Thursday, March 07, 2013

Rand Paul's Broken Clock

Since yesterday's filibuster, I've noticed numerous conservatives and even liberals practically canonizing Rand Paul. They say he made some good points about drones and domestic policy and whatnot. And that he might be the future of a party in dire need of a savior.

Fair enough. But Rand Paul, like his father, is the proverbial broken clock — right for those two minutes a day when it's all but impossible to be wrong. It's during the other 23 hours and 58 minutes where he comes up short. 

Indeed, much of politics has been taken over by Broken Clock Syndrome, and it's clouding our already-cloudy collective judgment. Disappointed as we are by politicians who aren't on call with us 24-7, many have instead decided that the opposite extreme — two flashy minutes — is preferable. This is why President Obama disappoints so many supporters on the drone issue and why Rand Paul attracts those same people.

If Rand was just caulk for Obama's dent in the armor, he could be written off a sugar high, were it not for another symptom of BCS — the "real" factor. It's in vogue these days (for politicians and people alike) to be "real," as in, not a demagogue. Chris Rock called it "being a person" as opposed to being a partisan. The sentiment behind that is good; no one likes a person so beholden to the party line that they can't think rationally. But many people take it to the opposite extreme, so determined not to fall into Democrat or Republican camps that they adopt glaringly inconsistent and/or ignorant views just to hammer home that they're thinking for themselves.

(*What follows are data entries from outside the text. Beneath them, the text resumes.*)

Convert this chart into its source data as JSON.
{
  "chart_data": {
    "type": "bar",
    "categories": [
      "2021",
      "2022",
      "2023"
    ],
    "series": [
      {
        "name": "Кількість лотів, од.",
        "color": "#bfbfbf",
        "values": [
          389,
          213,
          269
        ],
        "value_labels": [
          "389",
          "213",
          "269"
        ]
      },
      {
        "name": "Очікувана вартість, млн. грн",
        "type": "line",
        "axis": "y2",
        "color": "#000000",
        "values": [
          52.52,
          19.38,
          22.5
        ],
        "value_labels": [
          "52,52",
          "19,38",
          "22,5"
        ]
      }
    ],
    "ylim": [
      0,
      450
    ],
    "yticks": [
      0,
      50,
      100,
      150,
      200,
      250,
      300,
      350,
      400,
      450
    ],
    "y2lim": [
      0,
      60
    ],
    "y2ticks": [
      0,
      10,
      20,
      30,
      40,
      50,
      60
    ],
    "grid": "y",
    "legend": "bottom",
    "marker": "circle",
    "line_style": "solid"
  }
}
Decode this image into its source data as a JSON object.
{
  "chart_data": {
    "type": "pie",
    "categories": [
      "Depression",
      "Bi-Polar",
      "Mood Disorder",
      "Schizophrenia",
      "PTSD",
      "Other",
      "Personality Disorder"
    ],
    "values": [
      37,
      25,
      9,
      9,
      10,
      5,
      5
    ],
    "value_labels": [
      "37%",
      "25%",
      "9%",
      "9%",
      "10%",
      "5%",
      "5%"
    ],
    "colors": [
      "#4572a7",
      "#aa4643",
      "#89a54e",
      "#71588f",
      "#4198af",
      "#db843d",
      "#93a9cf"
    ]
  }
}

It's this fervor to which Rand Paul caters. He knows that he must attract two types of people to his side — contrarian liberals disappointed with agreeing with Obama only 90 percent of the time, and conservative/libertarian Paul disciples in need of a publicly palatable issue. The best way to ensnare both is to say the right thing on a slam-dunk issue at the right moment — the Broken Clock moment.

Eventually, as it always does, the novelty of the Broken Clock will wear off. Most people will realize, as I often put it, that a Broken Clock politician is like having a boyfriend who beats the crap out of you, but recycles. In the end, the downside isn't worth the benefit.

Anyone who supports Rand Paul, and also supports civil rights, workplace regulation and a functioning government, needs to wake up for more than those two dazzling minutes per day.